Il serait erroné de croire que cette question ne pose plus problème aujourd'hui. D'abord, le courant conseilliste, même si ces dernières expressions politiques sont silencieuses, sinon sur le point de disparaître ([35]), reste aujourd'hui une sorte d'héritier de l'économisme et du menchevisme en matière d'organisation. Dans une période de plus grande activité de la classe ouvrière, il ne fait pas de doute que les pressions d'ordre conseilliste pour “se leurrer soi-même, fermer les yeux sur l'immensité de nos tâches, restreindre ces tâches [en oubliant] la différence entre le détachement d'avant-garde et les masses qui gravitent autour de lui” ([36]) prendront une nouvelle vigueur. Ensuite, même dans le milieu qui se revendique exclusivement de la Gauche Italienne et de Lénine, c'est-à-dire le courant bordiguiste et le BIPR, la mise en pratique de la méthode de Lénine et de sa pensée politique en matière d'organisation est loin d'être un acquis. Il n'est que de voir la politique de recrutement sans principe du PCI bordiguiste dans les années 1970. Cette politique de type activiste et immédiatiste a d'ailleurs fini par précipiter son explosion de 1982. Il n'est que de voir le manque de rigueur du BIPR (qui regroupe Battaglia Comunista en Italie, et la CWO en Grande-Bretagne) qui a du mal parfois à décider qui est militant de l'organisation ([37]) et qui n'en est qu'un sympathisant, un contact proche; et cela malgré tous les risques qu'un tel flou organisationel comporte. L'opportunisme en matière d'organisation est aujourd'hui un des plus dangereux poisons pour le milieu politique prolétarien. Et malheureusement, les incantations à propos de Lénine et la nécessité du “Parti compact et puissant” ne peuvent servir d'antidote.

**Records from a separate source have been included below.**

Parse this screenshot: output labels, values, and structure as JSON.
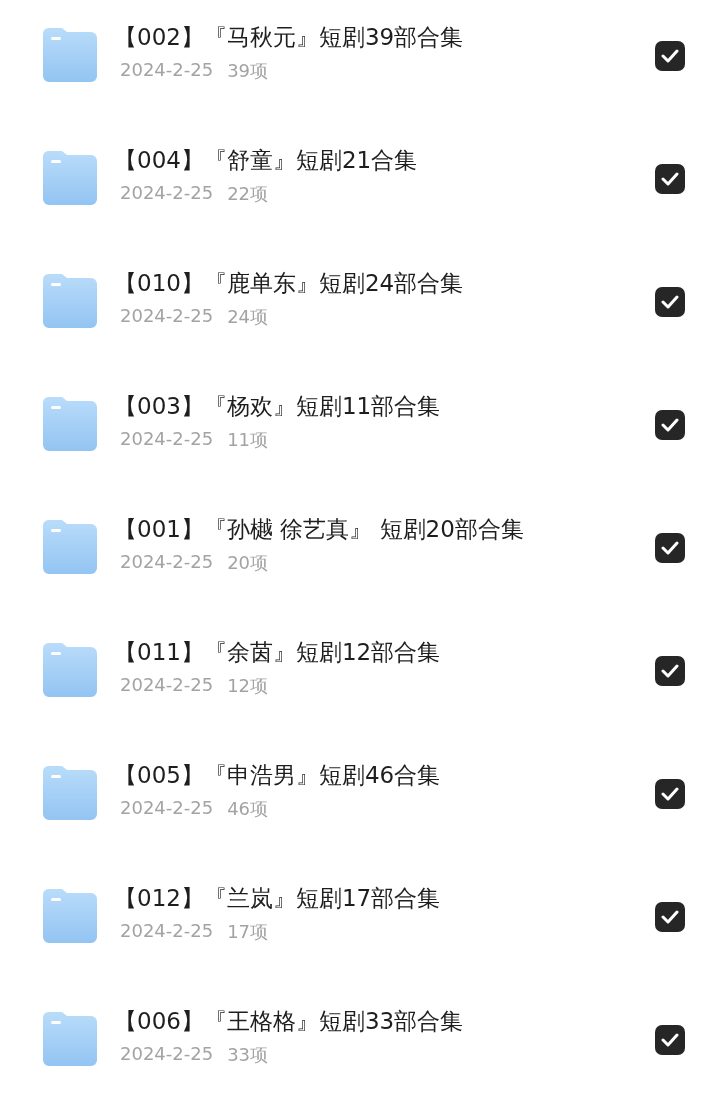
{
  "folders": [
    {
      "name": "【002】『马秋元』短剧39部合集",
      "date": "2024-2-25",
      "count": "39项",
      "checked": true
    },
    {
      "name": "【004】『舒童』短剧21合集",
      "date": "2024-2-25",
      "count": "22项",
      "checked": true
    },
    {
      "name": "【010】『鹿单东』短剧24部合集",
      "date": "2024-2-25",
      "count": "24项",
      "checked": true
    },
    {
      "name": "【003】『杨欢』短剧11部合集",
      "date": "2024-2-25",
      "count": "11项",
      "checked": true
    },
    {
      "name": "【001】『孙樾 徐艺真』 短剧20部合集",
      "date": "2024-2-25",
      "count": "20项",
      "checked": true
    },
    {
      "name": "【011】『余茵』短剧12部合集",
      "date": "2024-2-25",
      "count": "12项",
      "checked": true
    },
    {
      "name": "【005】『申浩男』短剧46合集",
      "date": "2024-2-25",
      "count": "46项",
      "checked": true
    },
    {
      "name": "【012】『兰岚』短剧17部合集",
      "date": "2024-2-25",
      "count": "17项",
      "checked": true
    },
    {
      "name": "【006】『王格格』短剧33部合集",
      "date": "2024-2-25",
      "count": "33项",
      "checked": true
    }
  ]
}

Lénine et le CCI : une même conception du militantisme
Que dit Rosa Luxemburg, dans sa polémique avec Lénine, sur la question du militant et de son appartenance au parti ?

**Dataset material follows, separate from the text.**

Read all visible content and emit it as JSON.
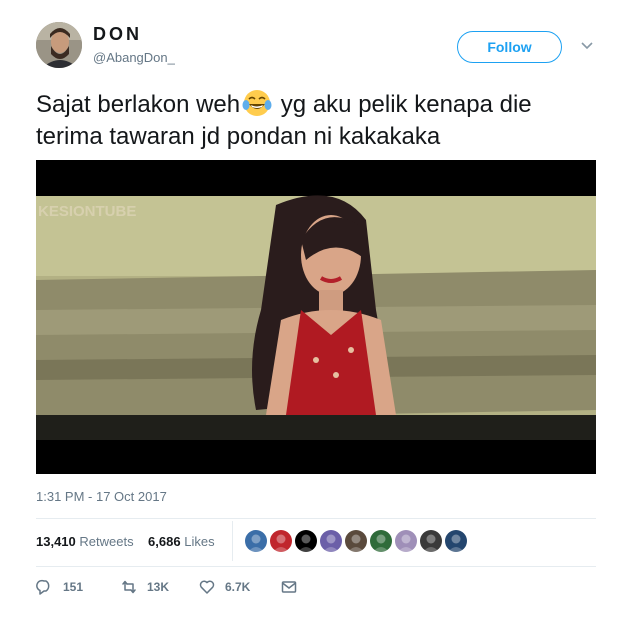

“La conception qui est exprimée dans ce livre [Un pas en avant, deux pas en arrière] d'une manière pénétrante et exhaustive, est celle d'un centralisme impitoyable; son principe vital exige, d'un côté, que les phalanges organisées de révolutionnaires avoués et actifs sortent et se séparent résolument du milieu qui les entoure et qui, quoique non organisé, n'en est pas moins révolutionnaire; on y défend, d'autre part, une discipline rigide.” ([38])
Sans se prononcer explicitement contre la définition précise du militant donné par Lénine, le ton ironique qu'elle a quand elle évoque “les phalanges organisées qui sortent et se séparent du milieu qui les entoure” et... son silence complet sur la bataille politique au congrès autour de l'article 1 des statuts, indiquent la vision erronée de Rosa Luxemburg, à ce moment-là, et son positionnement aux côtés des mencheviks. Elle reste prisonnière de la vision du parti de masse donnée en exemple par la social-démocratie allemande d'alors. Elle ne voit pas le problème ou l'esquive, se trompant de combat. Le fait qu'elle ne dise rien sur le débat autour de l'article 1 des statuts lors du congrès, vient donner raison à Lénine quand il affirme qu'elle “se borne à ressasser des phrases creuses sans chercher à leur donner un sens. Elle brandit des épouvantails sans aller au fond du débat. Elle me fait dire des lieux communs, des idées générales, des vérités absolues et s'efforce de rester muette sur des vérités relatives qui s'appuient sur des faits précis.” ([39])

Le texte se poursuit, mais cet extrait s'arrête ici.